Metro

Landlord admits to murdering tenant while covered in blood

The Bronx landlord accused of killing a tenant stormed down to the nearest police station house after the crime and ranted about how no one would help him evict the man, officials said.

“I just stabbed someone up the block,” accused killer Taha Mahran confessed to officers at the 45th Precinct, prosecutors said Thursday. “I told you many times about him. I couldn’t get help, so I stabbed him.”

Zakir Khan

The murder Wednesday at 1001 Logan Ave. in Throggs Neck occurred just a few hours after victim Zakir Khan — who was nine months behind on his rent — complained to the city that Mahran had turned off his heat and hot water.

Mahran, 51, even ripped out the home’s hot water heater and left it outside, blocking a window, sources said.

As Mahran allegedly stabbed the 44-year-old Khan outside the home, the victim desperately cried out to his 11-year-old son, who was standing on the porch.

“Eklel, help me!” Khan yelled to his son. “Call 911!”

The boy dashed into his house and locked the door, afraid that Mahran would stab his whole family, Khan’s 49-year-old brother, Subur, told The Post.

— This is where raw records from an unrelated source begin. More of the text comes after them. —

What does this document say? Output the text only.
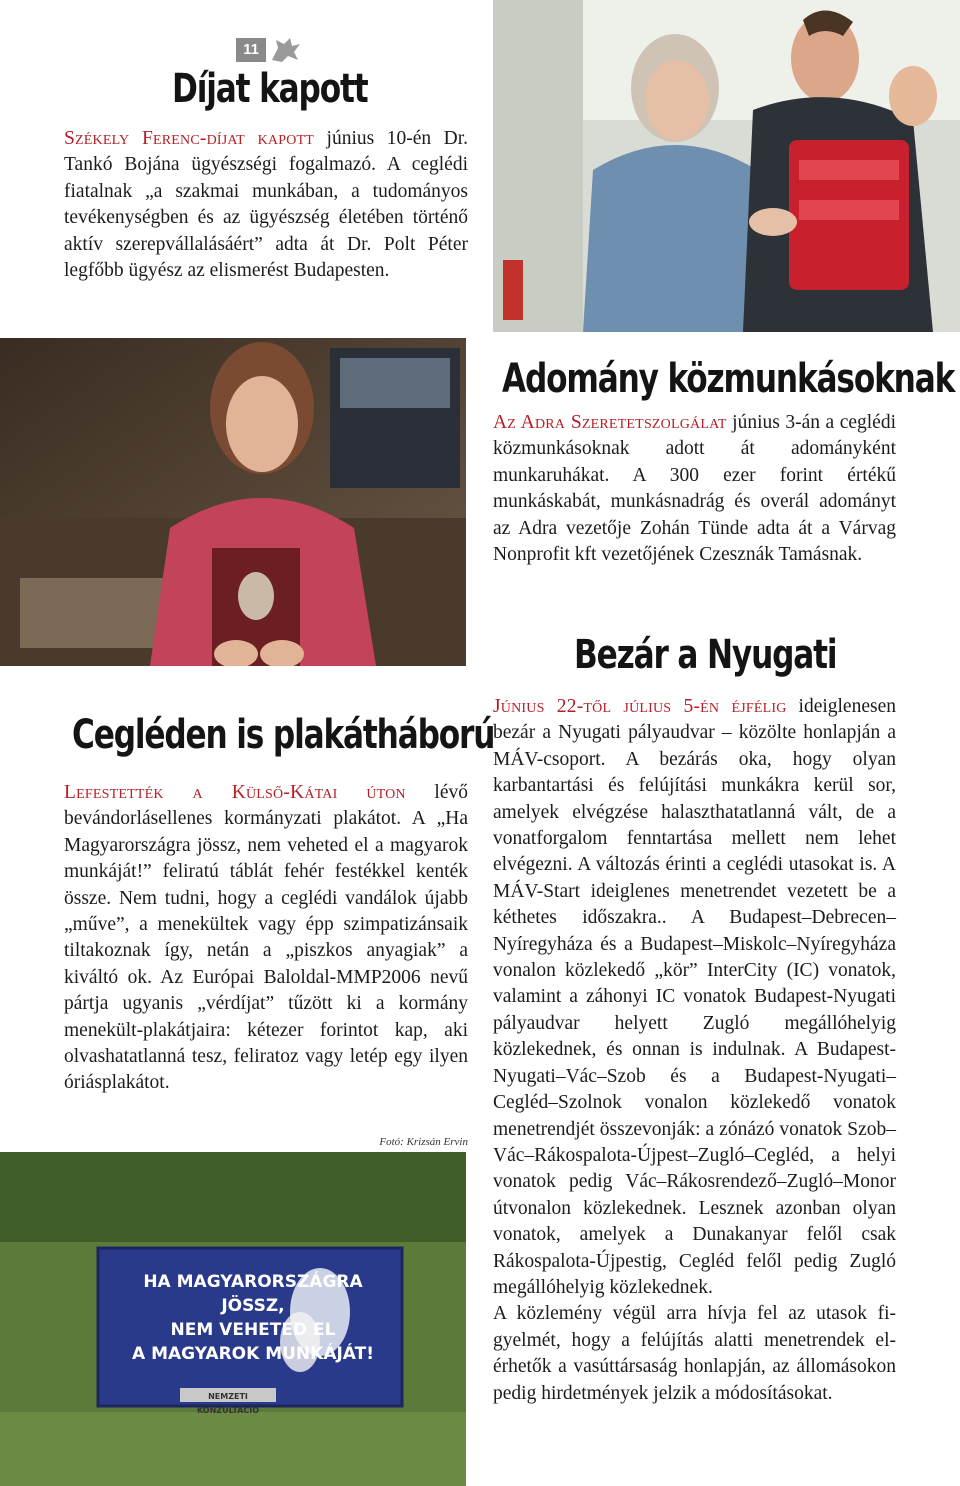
11
Díjat kapott
Székely Ferenc-díjat kapott június 10-én Dr. Tankó Bojána ügyészségi fogalmazó. A ceglédi fiatalnak „a szakmai munkában, a tudományos tevékenységben és az ügyészség életében történő aktív szerepvállalásáért” adta át Dr. Polt Péter legfőbb ügyész az elismerést Budapesten.
Cegléden is plakátháború
Lefestették a Külső-Kátai úton lévő bevándorlásellenes kormányzati plakátot. A „Ha Magyarországra jössz, nem veheted el a magyarok munkáját!” feliratú táblát fehér festékkel kenték össze. Nem tudni, hogy a ceglédi vandálok újabb „műve”, a menekültek vagy épp szimpatizánsaik tiltakoznak így, netán a „piszkos anyagiak” a kiváltó ok. Az Európai Baloldal-MMP2006 nevű pártja ugyanis „vérdíjat” tűzött ki a kormány menekült-plakátjaira: kétezer forintot kap, aki olvashatatlanná tesz, feliratoz vagy letép egy ilyen óriásplakátot.
Fotó: Krizsán Ervin
HA MAGYARORSZÁGRA JÖSSZ,
NEM VEHETED EL
A MAGYAROK MUNKÁJÁT!
NEMZETI KONZULTÁCIÓ
Adomány közmunkásoknak
Az Adra Szeretetszolgálat június 3-án a ceglédi közmunkásoknak adott át adományként munkaruhákat. A 300 ezer forint értékű munkáskabát, munkásnadrág és overál adományt az Adra vezetője Zohán Tünde adta át a Várvag Nonprofit kft vezetőjének Czesznák Tamásnak.
Bezár a Nyugati
Június 22-től július 5-én éjfélig ideiglenesen bezár a Nyugati pályaudvar – közölte honlapján a MÁV-csoport. A bezárás oka, hogy olyan karbantartási és felújítási munkákra kerül sor, amelyek elvégzése halaszthatatlanná vált, de a vonatforgalom fenntartása mellett nem lehet elvégezni. A változás érinti a ceglédi utasokat is. A MÁV-Start ideiglenes menetrendet vezetett be a kéthetes időszakra.. A Budapest–Debrecen–Nyíregyháza és a Budapest–Miskolc–Nyíregyháza vonalon közlekedő „kör” InterCity (IC) vonatok, valamint a záhonyi IC vonatok Budapest-Nyugati pályaudvar helyett Zugló megállóhelyig közlekednek, és onnan is indulnak. A Budapest-Nyugati–Vác–Szob és a Budapest-Nyugati–Cegléd–Szolnok vonalon közlekedő vonatok menetrendjét összevonják: a zónázó vonatok Szob–Vác–Rákospalota-Újpest–Zugló–Cegléd, a helyi vonatok pedig Vác–Rákosrendező–Zugló–Monor útvonalon közlekednek. Lesznek azonban olyan vonatok, amelyek a Dunakanyar felől csak Rákospalota-Újpestig, Cegléd felől pedig Zugló megállóhelyig közlekednek.
A közlemény végül arra hívja fel az utasok figyelmét, hogy a felújítás alatti menetrendek elérhetők a vasúttársaság honlapján, az állomásokon pedig hirdetmények jelzik a módosításokat.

After the stabbing, a blood-soaked Mahran walked a couple of blocks to the 45th Precinct station, where he allegedly confessed to the cop at the front desk.

Later, as he was being questioned, Mahran told detectives he feared Khan was trying to use tricks to take the house from him and that he “was only going to scare” Khan, prosecutors said Thursday at Mahran’s arraignment.

“He was cursing and screaming. He’s a scumbag,” said the landlord, who also told officers he had dumped his knife in a sewer.

Mahran also griped that the courts were not helping him evict Khan because the tenant is friendly with Bronx Borough President Ruben Diaz, police sources said. Diaz did not return a request for comment.

A pal of Mahran said Khan turned the home into a dump.

“He wrecked the house,” the friend, who did not want to give his name, said of Khan. “Look, he piles up the garbage. No one else will rent.”

Khan’s brother, Subur, called Zakir “a good dad, a good husband . . . We still now don’t believe it.”